Day 7 - 30 March 2016
Used my favourite writing prompt page today. Tell me what you think?
Hi G,
Used my favourite writing prompt page today. Tell me what you think?
Hi G,
I wonder if you think of me. I know I do.
When I met you, when I found you, I was on shaky ground. I didn’t
know how to love or be loved or even just be. Let’s put that aside, I think I am
still learning how to be friends. Last year was hard. Too hard. Somewhere along
the way, some things were and are being unlearnt. But when I saw you, on that
rainy afternoon, something changed. I smiled, not that had forgotten how to
smile, but this time, I want to smile into your eyes.
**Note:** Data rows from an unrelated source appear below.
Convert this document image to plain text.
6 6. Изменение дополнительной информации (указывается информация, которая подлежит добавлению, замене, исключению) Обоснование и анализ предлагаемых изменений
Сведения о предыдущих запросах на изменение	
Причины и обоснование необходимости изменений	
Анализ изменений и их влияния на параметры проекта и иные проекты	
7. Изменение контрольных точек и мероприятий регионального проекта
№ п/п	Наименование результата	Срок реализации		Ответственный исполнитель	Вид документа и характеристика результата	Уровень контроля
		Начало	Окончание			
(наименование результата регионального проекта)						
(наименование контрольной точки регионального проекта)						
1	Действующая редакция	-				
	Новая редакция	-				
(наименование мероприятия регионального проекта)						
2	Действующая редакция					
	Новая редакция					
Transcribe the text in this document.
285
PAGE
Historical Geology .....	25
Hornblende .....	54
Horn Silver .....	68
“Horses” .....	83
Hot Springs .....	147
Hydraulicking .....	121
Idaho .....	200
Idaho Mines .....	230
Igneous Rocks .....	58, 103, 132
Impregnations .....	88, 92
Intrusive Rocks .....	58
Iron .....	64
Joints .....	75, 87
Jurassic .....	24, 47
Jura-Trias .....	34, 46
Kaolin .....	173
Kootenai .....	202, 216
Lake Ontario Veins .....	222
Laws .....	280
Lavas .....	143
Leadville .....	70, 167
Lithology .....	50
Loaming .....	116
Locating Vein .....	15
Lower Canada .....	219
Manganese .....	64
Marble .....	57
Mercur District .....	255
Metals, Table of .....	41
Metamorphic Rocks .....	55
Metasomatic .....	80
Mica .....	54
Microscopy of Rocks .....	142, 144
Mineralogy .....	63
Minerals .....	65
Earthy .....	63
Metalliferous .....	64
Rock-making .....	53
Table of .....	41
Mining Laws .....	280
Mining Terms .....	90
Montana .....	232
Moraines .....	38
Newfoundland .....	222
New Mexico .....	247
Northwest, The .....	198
I was elated, for no
reason at all. I had no idea what your name was, I had no idea if I would see
you again.
That was then; now, you have let me in; not the way I would
like to be; but they say something is better than nothing. I find myself being
so nervous around you; lest I lose you, even the little bit I have. So many
thoughts, so many feelings, but I want you, I want you with me, so I refrain. I
let that flame remain a flicker.
And then, I met someone. It felt so hard to not have you be
the center of my thoughts, my words, my dreams, my imaginations. Let’s face it,
the “us” I see is pure imagination.
I know, I’m halting. I’m not saying everything. I’m not
making sense. I know. But how? Where do I even begin? I know this will never go
beyond this comfort zone. I can never undress you and feel like this was our
idea; it will always remain my idea. I can never wake up next to you knowing
this is not what you see us doing. And you would indulge me, to an extent. Maybe
out of guilt, maybe out of pure adoration; but you will never undress me. You will
never love me the way we are meant to love. And that isn’t something I can live
with.
From being completely unsure to being so sure was strange
for me. I never expected anything from you and I won’t. I knew what I was
getting into. I know. And I am happy with the feelings I have. For the lack of
a better word, loving you is great. This feeling is unexplainable. I am content
knowing how I feel. But we must part. For the sake of my heart. And yours.
I met someone. But your eyes, your skin, your words haunt
me.
Love,
Me

1 comment:
Your incorporation of the words Elated and Flicker is remarkable. Among every story of unrequited love that I have heard, this one is written in the most thoughtful and sweet manner.